Ben utanarak da olsa annemin ısrarı ile onları ziyarete gidiyorum. Hediyeleri görüyorum gidince de…. Kocaman,kafaları kadar Nacar marka saatler takıyorlar kollarına. Eve gelince “Ben de sünnet olacağım” diye kıyameti koparıyorum.Annem ne dese boş.Ben de kafam kadar saat istiyorum.Dinlemiyorum annemi. Dinlesem anlayacağım ama dinlemek işime gelmiyor. Sonunda annem bana kafam kadar kocaman,uyduruk bir saat alıyor ve evde yatağa giriyorum.
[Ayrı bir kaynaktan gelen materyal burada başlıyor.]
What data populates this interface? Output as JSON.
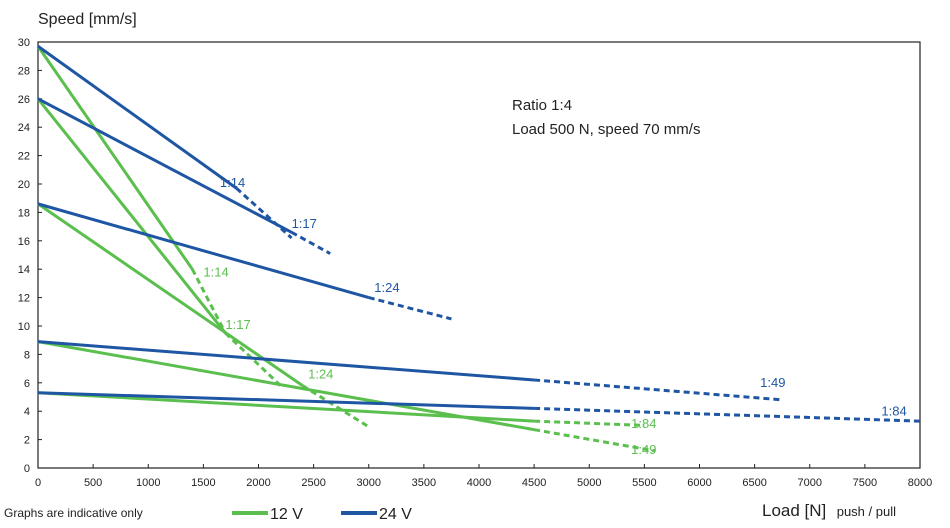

Yorganım parlak.Sünnet yorganı. Evimizin önünden geçen erkek çocuklarınki gibi.

Gizlice sünnet olmuşum gibi yapıyoruz.Annem her şeyin kusursuz olması için hokkabaz oluyor. Nasıl da mutluyum.Kikirdiyoruz annemle.. Oh!İşte bu! Yattığım sünnet yatağımda “Babam beni daha çok sevecek.Saatim bile var,bir de uzağa tükürebilsem” diye düşünüyorum kız halimle.

Şimdi sünnetler de bozuldu. Erkek çocuklar anaları ve babaları nedeniyle işi iyice abarttılar. Nacar saat kesmiyor. Sandıklar konuluyor şimdi armağanlar için. Çocukların gelecek bin yılını garantiye almak için. Ama olsun. Biz daha mutluyduk.